I did it to have fun. What I didn’t realize was just how much it would improve my working dog training skills.
I learned how to break down behaviors.
I hadn’t truly explored this pre-trick training. I mean, I had a little bit, but not to the same extent. Instead of just slicing the loaf of bread, I started cutting it up for croutons. Instead of rewarding my dog for picking up that object, I started rewarding one part of a behavior – glances, a step in the right direction, a touch, anything closer to what I wanted. So, when a dog wasn’t quite getting something in search dog training, my first thought became “how can I break this down for them to be successful?” Instead of “what do I need to correct?” or something along that line.
It’s always okay to break something down further. Because, when you’re doing it correctly, it’s really easy to up the criteria as soon as the dog is solid in it.
I learned timing.
No training method works effectively without good timing. With tricks its click, reward. And at the right moment. Break down those behaviors, look closely for what I wanted and mark/reward it. The more I practiced (both with the dog and on without) the more I perfected my timing and reward skills in all areas of training. And the better your timing, the better the dog understands what you want.
I believe that any trainer getting good results – regardless of training method – has excellent timing skills. For me, I wasn’t interested in thinking about honing my correction skills. Sure, my dogs get corrected on occasion.
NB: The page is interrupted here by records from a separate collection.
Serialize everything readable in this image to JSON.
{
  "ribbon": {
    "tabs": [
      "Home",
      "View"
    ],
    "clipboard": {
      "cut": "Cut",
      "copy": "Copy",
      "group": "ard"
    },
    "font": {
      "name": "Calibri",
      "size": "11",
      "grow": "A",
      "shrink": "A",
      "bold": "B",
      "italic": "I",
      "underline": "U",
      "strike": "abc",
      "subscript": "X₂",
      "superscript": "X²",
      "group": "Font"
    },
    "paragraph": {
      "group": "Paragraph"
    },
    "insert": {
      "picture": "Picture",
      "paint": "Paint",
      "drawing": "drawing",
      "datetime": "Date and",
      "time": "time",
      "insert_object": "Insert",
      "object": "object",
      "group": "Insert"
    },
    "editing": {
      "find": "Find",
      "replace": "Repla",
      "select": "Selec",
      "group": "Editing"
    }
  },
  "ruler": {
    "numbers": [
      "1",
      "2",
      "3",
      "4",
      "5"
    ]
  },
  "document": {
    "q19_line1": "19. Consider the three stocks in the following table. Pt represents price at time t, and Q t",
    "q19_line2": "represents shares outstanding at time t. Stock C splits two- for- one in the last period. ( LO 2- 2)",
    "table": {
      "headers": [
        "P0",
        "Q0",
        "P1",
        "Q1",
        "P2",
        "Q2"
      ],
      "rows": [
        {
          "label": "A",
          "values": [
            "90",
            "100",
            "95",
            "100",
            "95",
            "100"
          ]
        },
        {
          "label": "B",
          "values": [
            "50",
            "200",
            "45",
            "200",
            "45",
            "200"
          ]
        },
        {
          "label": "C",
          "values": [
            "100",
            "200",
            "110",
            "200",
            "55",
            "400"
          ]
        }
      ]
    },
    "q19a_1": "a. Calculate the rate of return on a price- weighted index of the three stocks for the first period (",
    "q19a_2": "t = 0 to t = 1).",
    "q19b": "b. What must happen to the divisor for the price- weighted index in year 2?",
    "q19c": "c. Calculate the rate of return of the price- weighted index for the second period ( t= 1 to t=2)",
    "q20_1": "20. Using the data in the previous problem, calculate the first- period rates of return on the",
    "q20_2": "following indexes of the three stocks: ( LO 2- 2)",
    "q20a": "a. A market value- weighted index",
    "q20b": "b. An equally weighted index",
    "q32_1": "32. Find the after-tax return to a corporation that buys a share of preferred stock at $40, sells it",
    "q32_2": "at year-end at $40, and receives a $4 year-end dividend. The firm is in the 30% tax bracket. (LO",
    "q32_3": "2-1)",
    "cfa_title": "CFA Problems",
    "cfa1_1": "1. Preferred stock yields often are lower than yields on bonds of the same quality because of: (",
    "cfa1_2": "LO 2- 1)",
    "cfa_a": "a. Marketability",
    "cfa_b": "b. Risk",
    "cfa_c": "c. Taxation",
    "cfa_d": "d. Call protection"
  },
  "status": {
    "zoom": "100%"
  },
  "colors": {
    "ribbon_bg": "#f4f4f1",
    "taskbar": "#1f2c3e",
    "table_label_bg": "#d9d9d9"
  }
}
But my interest lies in focusing on what I want rather than what I don’t want. So the clicker, and shaping behaviors with it, became the perfect tools to perfect my timing skills.
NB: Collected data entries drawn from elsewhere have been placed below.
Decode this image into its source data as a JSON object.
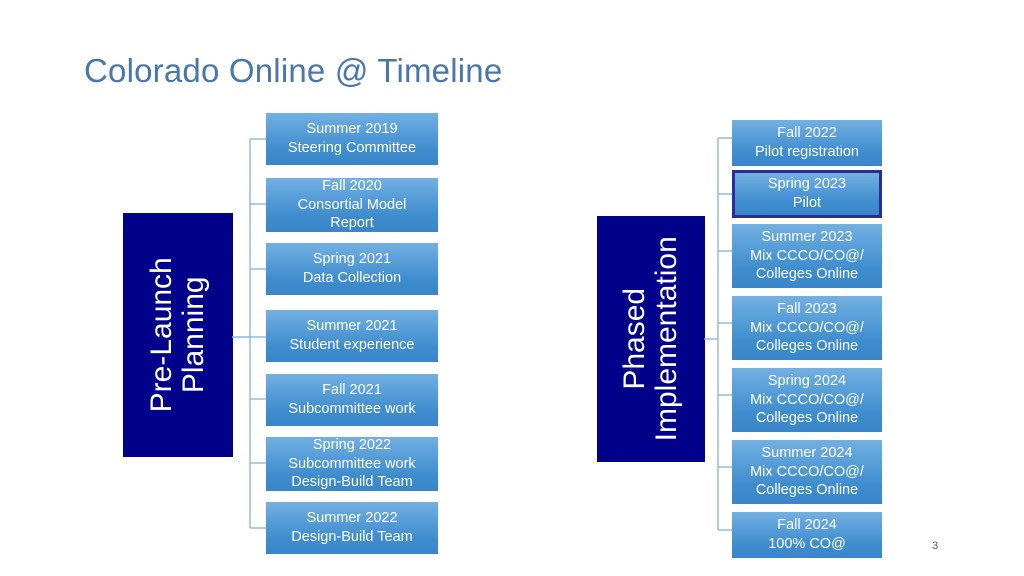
{
  "slide": {
    "title": "Colorado Online @ Timeline",
    "page_number": "3",
    "accent_title_color": "#4a77ab",
    "stage_box_color": "#010189",
    "milestone_color": "#3e8ccd",
    "highlight_border_color": "#2b2b9b",
    "connector_color": "#8fb8d4"
  },
  "branches": [
    {
      "id": "pre-launch-planning",
      "stage_label_line1": "Pre-Launch",
      "stage_label_line2": "Planning",
      "milestones": [
        {
          "id": "summer-2019",
          "highlight": false,
          "lines": [
            "Summer 2019",
            "Steering Committee"
          ]
        },
        {
          "id": "fall-2020",
          "highlight": false,
          "lines": [
            "Fall 2020",
            "Consortial Model",
            "Report"
          ]
        },
        {
          "id": "spring-2021",
          "highlight": false,
          "lines": [
            "Spring 2021",
            "Data Collection"
          ]
        },
        {
          "id": "summer-2021",
          "highlight": false,
          "lines": [
            "Summer 2021",
            "Student experience"
          ]
        },
        {
          "id": "fall-2021",
          "highlight": false,
          "lines": [
            "Fall 2021",
            "Subcommittee work"
          ]
        },
        {
          "id": "spring-2022",
          "highlight": false,
          "lines": [
            "Spring 2022",
            "Subcommittee work",
            "Design-Build Team"
          ]
        },
        {
          "id": "summer-2022",
          "highlight": false,
          "lines": [
            "Summer 2022",
            "Design-Build Team"
          ]
        }
      ]
    },
    {
      "id": "phased-implementation",
      "stage_label_line1": "Phased",
      "stage_label_line2": "Implementation",
      "milestones": [
        {
          "id": "fall-2022",
          "highlight": false,
          "lines": [
            "Fall 2022",
            "Pilot registration"
          ]
        },
        {
          "id": "spring-2023",
          "highlight": true,
          "lines": [
            "Spring 2023",
            "Pilot"
          ]
        },
        {
          "id": "summer-2023",
          "highlight": false,
          "lines": [
            "Summer 2023",
            "Mix CCCO/CO@/",
            "Colleges Online"
          ]
        },
        {
          "id": "fall-2023",
          "highlight": false,
          "lines": [
            "Fall 2023",
            "Mix CCCO/CO@/",
            "Colleges Online"
          ]
        },
        {
          "id": "spring-2024",
          "highlight": false,
          "lines": [
            "Spring 2024",
            "Mix CCCO/CO@/",
            "Colleges Online"
          ]
        },
        {
          "id": "summer-2024",
          "highlight": false,
          "lines": [
            "Summer 2024",
            "Mix CCCO/CO@/",
            "Colleges Online"
          ]
        },
        {
          "id": "fall-2024",
          "highlight": false,
          "lines": [
            "Fall 2024",
            "100% CO@"
          ]
        }
      ]
    }
  ]
}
It gave me a platform to experiment.
If something has worked for years, then am I going to create a training issue if I break it down more? Am I going to make my dog more dependent on rewards and reinforcement from me and less of an independent worker?
I’m slow to experiment with something when it could be life or death for someone. But training for tricks gave me a platform to experiment with timing, rewards, clickers vs. verbal marker, taking a step back to make something more clear when it wasn’t going as I wanted. In experimenting, I found what worked well for my dogs. In experimenting, I built a better communication system. In experimenting, I gained confidence in my ability to break down and precisely reward behavior. And then I applied to the work.